Why is this accuracy of this Random forest sentiment classification so low?

I want to use RandomForestClassifier for sentiment classification. The x contains data in string text, so I used LabelEncoder to convert strings. Y contains data in numbers. And my code is this:

import pandas as pd
import numpy as np
from sklearn.model_selection import *
from sklearn.ensemble import *
from sklearn import *
from sklearn.preprocessing.label import LabelEncoder

data = pd.read_csv('data.csv')

x = data['Reviews']
y = data['Ratings']

le = LabelEncoder()
x_encoded = le.fit_transform(x)

x_train, x_test, y_train, y_test = train_test_split(x_encoded,y, test_size = 0.2)

x_train = x_train.reshape(-1,1)
x_test = x_test.reshape(-1,1)

clf = RandomForestClassifier(n_estimators=100)

clf.fit(x_train, y_train)

y_pred = clf.predict(x_test)

Then I printed out the accuracy like below:

print("Accuracy:", metrics.accuracy_score(y_test, y_pred))

And here's the output:

Accuracy: 0.5975

I have read that Random forests has high accuracy, because of the number of decision trees participating in the process. But I think that the accuracy is much lower than it should be. I have looked for some similar questions on Stack Overflow, but I couldn't find a solution for my problem.

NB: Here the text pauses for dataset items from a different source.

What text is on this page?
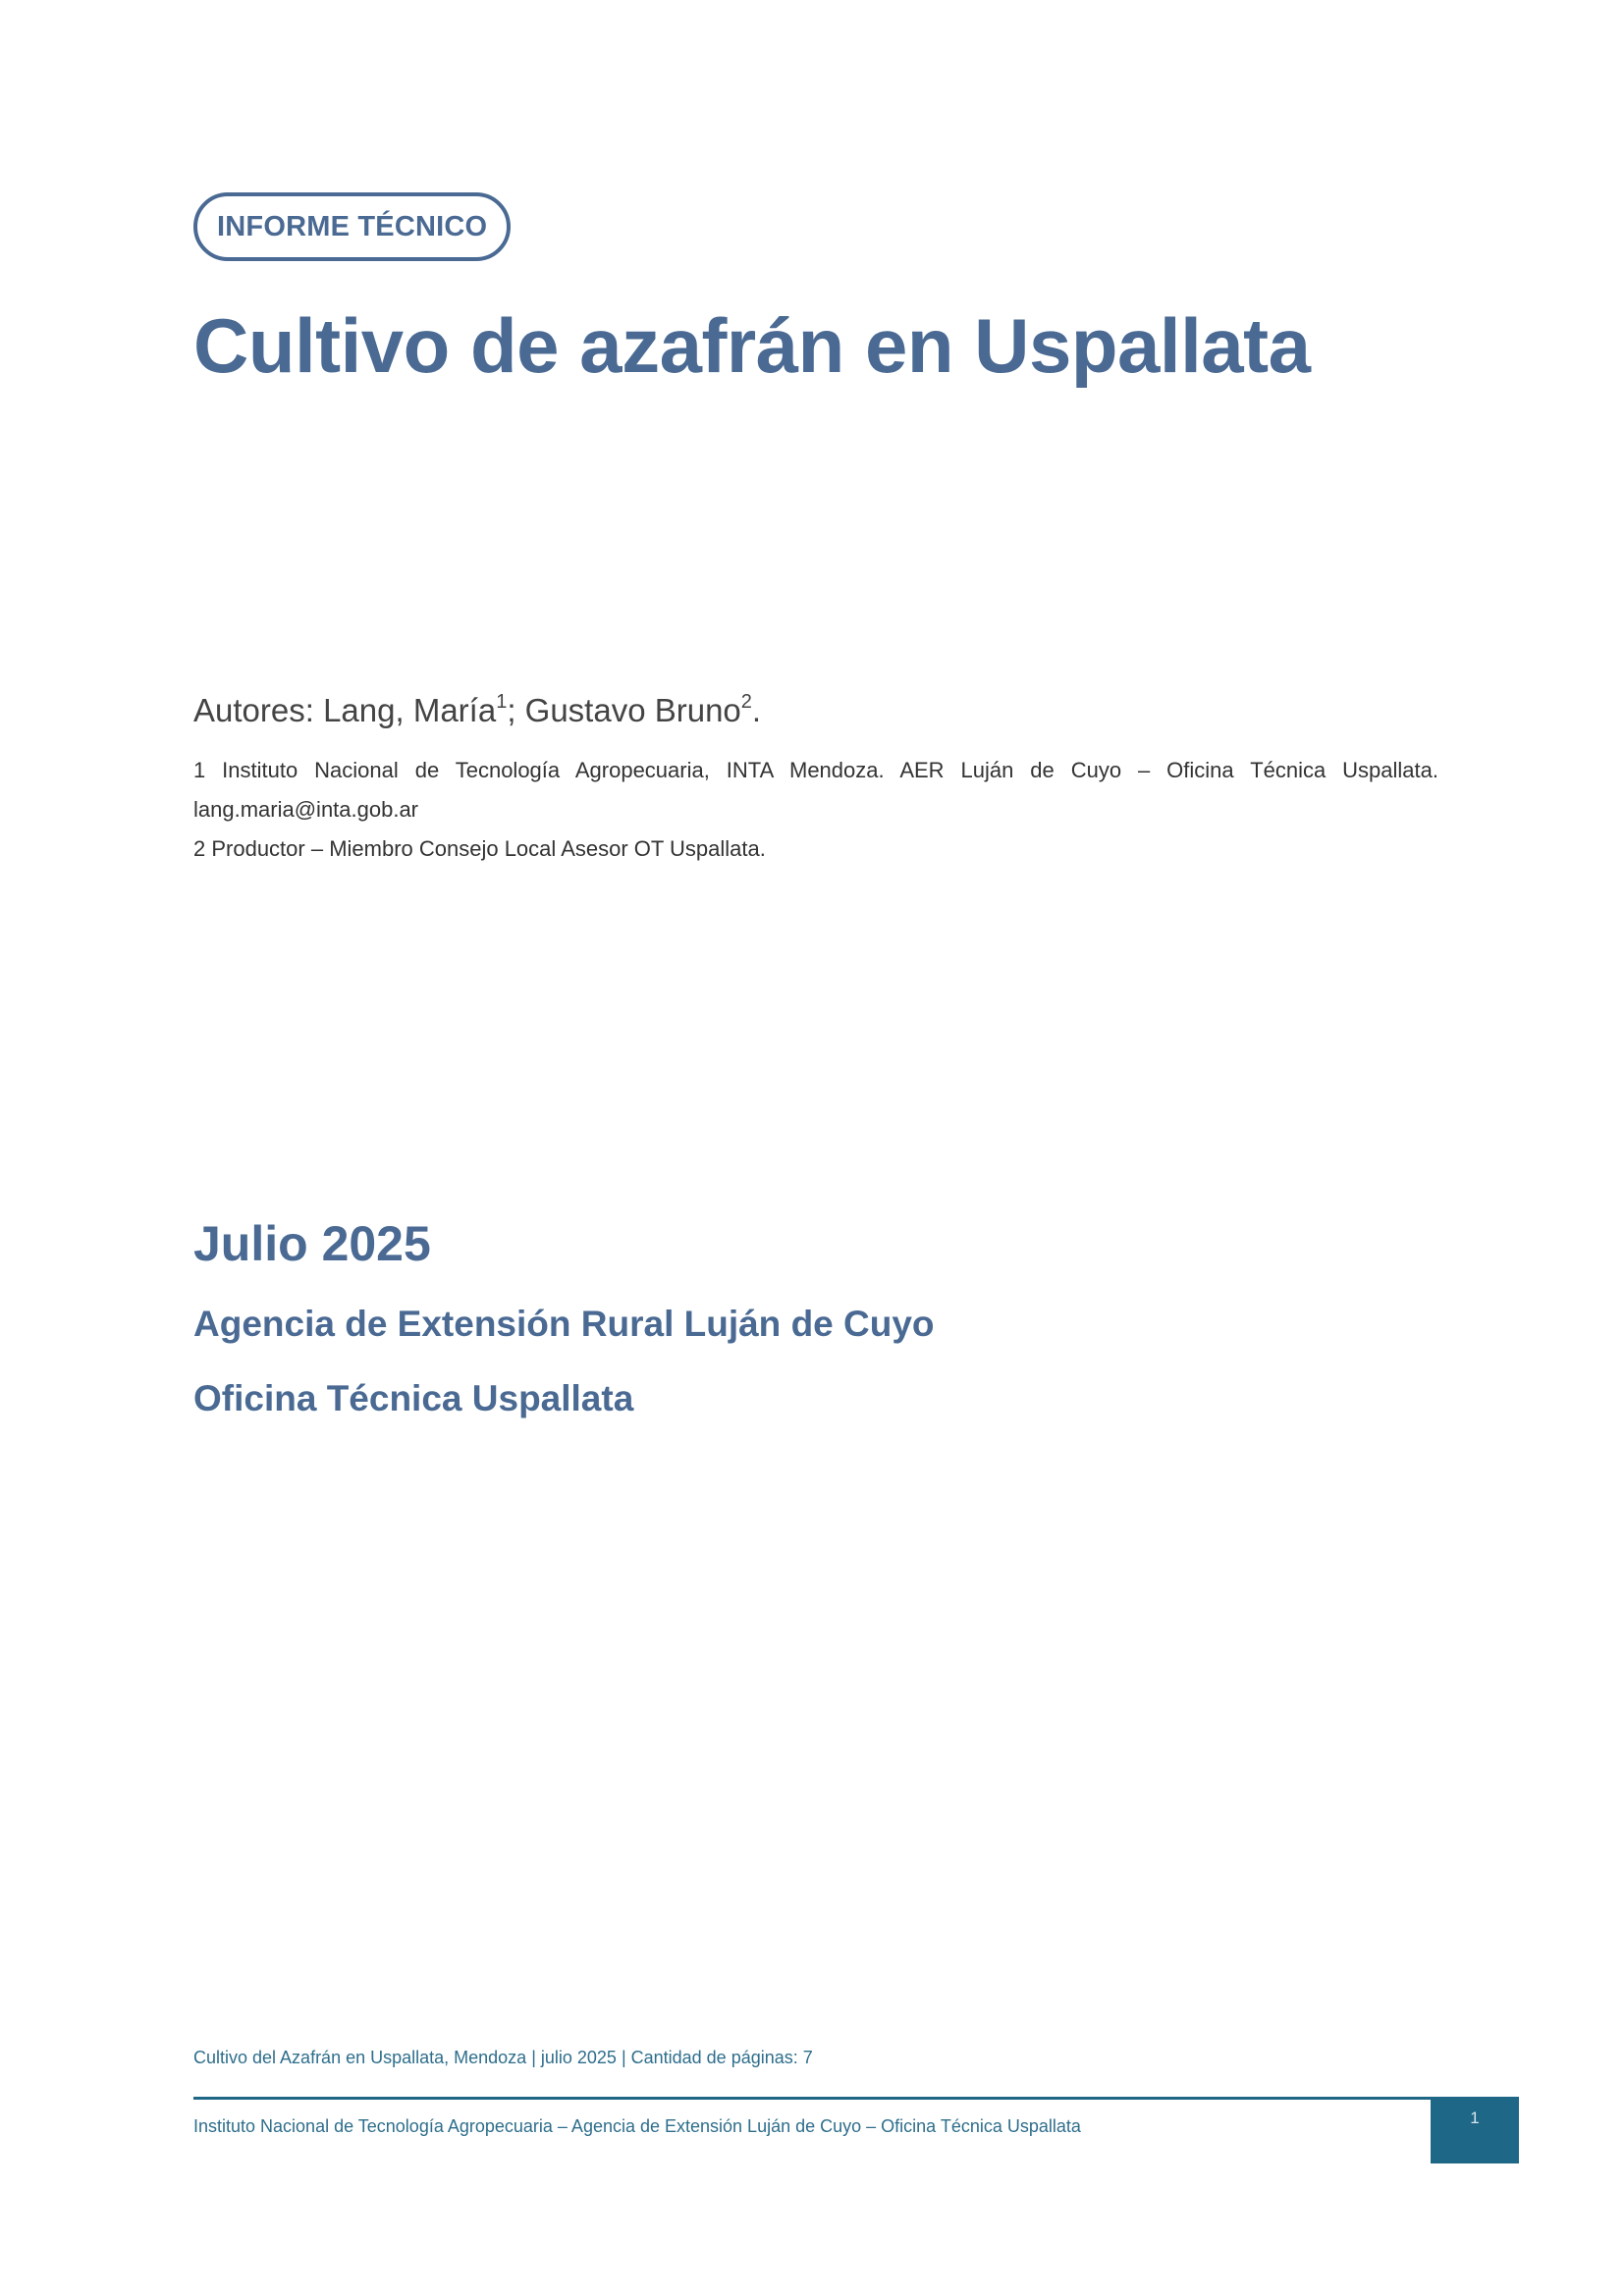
INFORME TÉCNICO
Cultivo de azafrán en Uspallata
Autores: Lang, María$^1$; Gustavo Bruno$^2$.
1 Instituto Nacional de Tecnología Agropecuaria, INTA Mendoza. AER Luján de Cuyo – Oficina Técnica Uspallata.
lang.maria@inta.gob.ar
2 Productor – Miembro Consejo Local Asesor OT Uspallata.
Julio 2025
Agencia de Extensión Rural Luján de Cuyo
Oficina Técnica Uspallata
Cultivo del Azafrán en Uspallata, Mendoza | julio 2025 | Cantidad de páginas: 7
Instituto Nacional de Tecnología Agropecuaria – Agencia de Extensión Luján de Cuyo – Oficina Técnica Uspallata	1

Is there any problem in my code using Random Forest library? Or is there any exceptions of cases when using Random forest?


Solution 1:

It is not a problem regarding Random Forests or the library, it is rather a problem how you transform your text input into a feature or feature vector.

What LabelEncoding does is; given some labels like ["a", "b", "c"] it transforms those labels into numeric values between 0 and n-1 with n-being the number of distinct input labels. However, I assume Reviews contain texts and not pure labels so to say. This means, all your reviews (if not 100% identical) are transformed into different labels. Eventually, this leads to your classifier doing random stuff. give that input. This means you need something different to transform your textual input into a numeric input that Random Forests can work on.

As a simple start, you can try something like TfIDF or also some simple count vectorizer. Those are available from sklearn https://scikit-learn.org/stable/modules/feature_extraction.html section 6.2.3. Text feature extraction. There are more sophisticated ways of transforming texts into numeric vectors but that should be a good start for you to understand what has to happen conceptually.

A last important note is that you fit those vectorizers only on the training set and not on the full dataset. Otherwise, you might leak information from training to evaluation/testing. A good way of doing this would be to build a sklearn pipeline that consists of a feature transformation step and the classifier.